Mallory was born in approximately 1835 in Hampton, Virginia. His mother was named Sarah, and—given that he is described in various records as “mulatto”—his father was most likely a White male member of the Mallory family whose patriarch, Charles Mallory, claimed both Sarah and her son as his property. In the mid-1850s, well before he escaped to Fort Monroe, Sheppard Mallory married Fannie Randall, an enslaved woman who, following the war,  “kept house” for her family and also worked as a dressmaker and laundress. Sheppard and Fannie had at least four children: Sheppard Jr., born in 1862; William (or Willie), born in 1864; Frank, born in 1870; and Lucy (or Louisa), born in 1878. Of these four children, Sheppard Jr is the only one we know attended school as a youth, though the entire family could read and write. In 1891, Sheppard Jr. married Mary Morris, a laundress, who died of diabetes in January 1922. As for the other children: Frank died of unknown causes before he reached the age of ten; William spent his life working as a servant and laborer, and died in 1949; and Lucy became a dressmaker like her mother, married a man whose last name was Brown, and died of bladder cancer in Hampton in 1948. While they lived, Sheppard Mallory Sr., his children, and their families all remained in Hampton (the family home was at 260 Lincoln Street). Mallory himself took postwar jobs as an oysterman, a house carpenter, and school janitor. At some point between 1900 and 1903, his wife Fannie died of unknown causes, for in September 1903, he married again, this time to Leila J. Smith. Sheppard Mallory died in December 1924 of myocarditis and is buried in Hampton’s Elmerton Cemetery, as are Sheppard’s son, Willie, and Leila.

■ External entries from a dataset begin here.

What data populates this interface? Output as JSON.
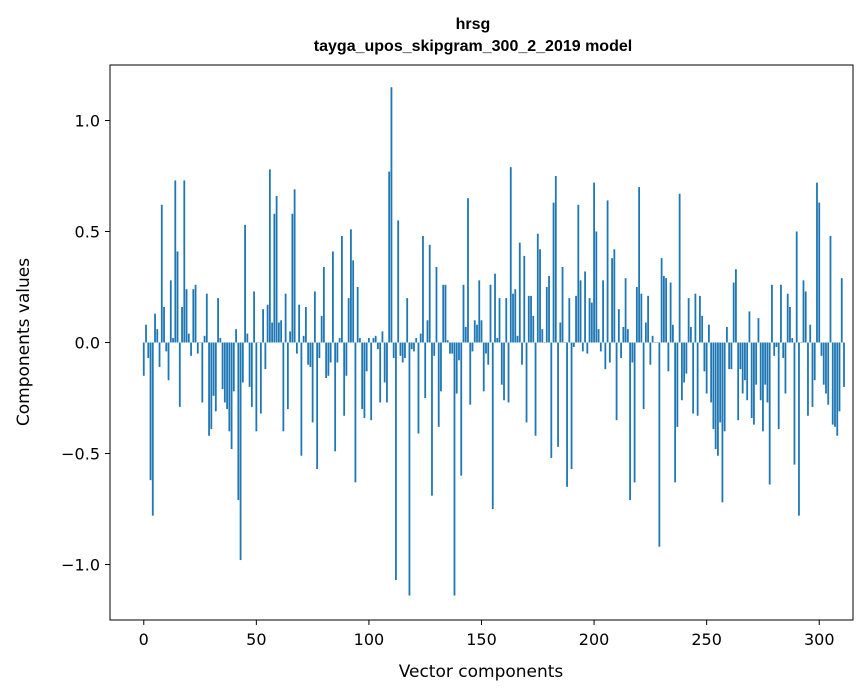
{
  "chart_data": {
    "type": "bar",
    "title": "hrsg",
    "subtitle": "tayga_upos_skipgram_300_2_2019 model",
    "xlabel": "Vector components",
    "ylabel": "Components values",
    "xlim": [
      -15,
      315
    ],
    "ylim": [
      -1.25,
      1.25
    ],
    "xticks": [
      0,
      50,
      100,
      150,
      200,
      250,
      300
    ],
    "xtick_labels": [
      "0",
      "50",
      "100",
      "150",
      "200",
      "250",
      "300"
    ],
    "yticks": [
      -1.0,
      -0.5,
      0.0,
      0.5,
      1.0
    ],
    "ytick_labels": [
      "−1.0",
      "−0.5",
      "0.0",
      "0.5",
      "1.0"
    ],
    "bar_color": "#1f77b4",
    "values": [
      -0.15,
      0.08,
      -0.07,
      -0.62,
      -0.78,
      0.13,
      0.06,
      -0.11,
      0.62,
      0.16,
      -0.04,
      -0.17,
      0.28,
      0.02,
      0.73,
      0.41,
      -0.29,
      0.16,
      0.73,
      0.24,
      0.04,
      -0.06,
      0.24,
      0.26,
      -0.05,
      0.0,
      -0.27,
      0.03,
      0.22,
      -0.42,
      -0.39,
      -0.24,
      -0.31,
      0.2,
      0.02,
      -0.21,
      -0.27,
      -0.3,
      -0.4,
      -0.48,
      -0.22,
      0.06,
      -0.71,
      -0.98,
      -0.18,
      0.53,
      0.04,
      -0.2,
      -0.29,
      0.23,
      -0.4,
      0.0,
      -0.32,
      0.15,
      -0.12,
      0.17,
      0.78,
      0.09,
      0.58,
      0.66,
      0.09,
      0.1,
      -0.4,
      0.22,
      -0.3,
      0.05,
      0.58,
      0.69,
      -0.05,
      0.17,
      -0.51,
      0.03,
      0.16,
      -0.1,
      -0.11,
      -0.36,
      0.23,
      -0.57,
      -0.07,
      0.12,
      0.34,
      -0.16,
      -0.15,
      -0.09,
      0.41,
      -0.49,
      -0.09,
      0.02,
      0.48,
      -0.33,
      -0.15,
      0.2,
      0.51,
      0.37,
      -0.63,
      0.25,
      0.02,
      -0.3,
      -0.34,
      -0.13,
      0.02,
      -0.35,
      0.02,
      0.03,
      -0.03,
      -0.27,
      0.05,
      -0.18,
      -0.27,
      0.77,
      1.15,
      -0.07,
      -1.07,
      0.55,
      -0.06,
      -0.09,
      -0.07,
      0.2,
      -1.14,
      -0.03,
      -0.04,
      0.02,
      -0.41,
      0.04,
      0.48,
      -0.25,
      0.1,
      0.44,
      -0.69,
      -0.06,
      0.34,
      -0.38,
      -0.22,
      0.26,
      0.26,
      0.01,
      -0.05,
      -0.05,
      -1.14,
      -0.23,
      -0.08,
      -0.6,
      0.26,
      0.07,
      0.65,
      -0.28,
      -0.04,
      0.1,
      0.08,
      0.28,
      0.1,
      -0.22,
      -0.05,
      -0.1,
      0.26,
      -0.75,
      0.31,
      0.02,
      0.2,
      -0.19,
      -0.26,
      0.2,
      -0.27,
      0.79,
      0.22,
      0.24,
      0.03,
      0.45,
      -0.1,
      0.39,
      -0.36,
      0.21,
      0.21,
      0.12,
      -0.42,
      0.49,
      0.42,
      0.06,
      0.0,
      0.25,
      0.3,
      -0.52,
      0.63,
      0.75,
      -0.47,
      0.09,
      0.34,
      0.0,
      -0.65,
      0.2,
      -0.57,
      -0.02,
      0.21,
      0.62,
      0.28,
      -0.04,
      0.32,
      -0.05,
      0.2,
      0.18,
      0.72,
      0.5,
      0.06,
      -0.04,
      0.28,
      -0.12,
      0.64,
      -0.09,
      0.38,
      0.42,
      -0.35,
      0.15,
      -0.07,
      0.07,
      0.29,
      0.06,
      -0.71,
      -0.09,
      -0.63,
      0.25,
      0.7,
      0.22,
      -0.3,
      0.09,
      0.21,
      -0.1,
      0.03,
      0.0,
      0.0,
      -0.92,
      0.38,
      0.3,
      0.29,
      -0.13,
      0.27,
      0.08,
      -0.63,
      -0.38,
      0.67,
      -0.26,
      -0.18,
      -0.14,
      0.2,
      0.07,
      -0.32,
      0.22,
      -0.33,
      0.21,
      0.12,
      -0.13,
      -0.23,
      0.08,
      -0.27,
      -0.39,
      -0.48,
      -0.51,
      -0.36,
      -0.72,
      -0.4,
      0.07,
      -0.12,
      -0.12,
      0.27,
      0.33,
      -0.35,
      -0.12,
      -0.23,
      -0.17,
      -0.26,
      0.14,
      -0.34,
      -0.37,
      -0.19,
      0.11,
      -0.26,
      -0.4,
      -0.19,
      -0.27,
      -0.64,
      0.26,
      -0.06,
      -0.02,
      -0.39,
      0.26,
      -0.07,
      -0.23,
      0.22,
      0.16,
      0.02,
      -0.55,
      0.5,
      -0.78,
      0.0,
      0.28,
      0.23,
      -0.33,
      0.08,
      -0.29,
      -0.17,
      0.72,
      0.63,
      -0.06,
      -0.19,
      -0.23,
      -0.28,
      0.48,
      -0.37,
      -0.38,
      -0.42,
      -0.31,
      0.29,
      -0.2
    ]
  }
}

Just as the names of individuals from the civil rights era are often deployed simply to point us in the direction of Dr. Martin Luther King, Jr., Sheppard Mallory, Frank Baker, and James Townsend appear in the historical record as if all that matters is their (albeit, heroic) role in pointing us to what Benjamin Butler did, the decision he made, and the dramatic developments that flowed from his contraband policy. Fortunately, these days it is much easier than it once was to learn about the complex, interesting, and revealing lives of these men and their descendants, beyond that dramatic and influential moment in May 1861 when their worlds intersected with Benjamin Butler’s. 


Elizabeth D. Leonard’s previous books include Lincoln’s Forgotten Ally: Judge Advocate General Joseph Holt of Kentucky, winner of the Lincoln Prize.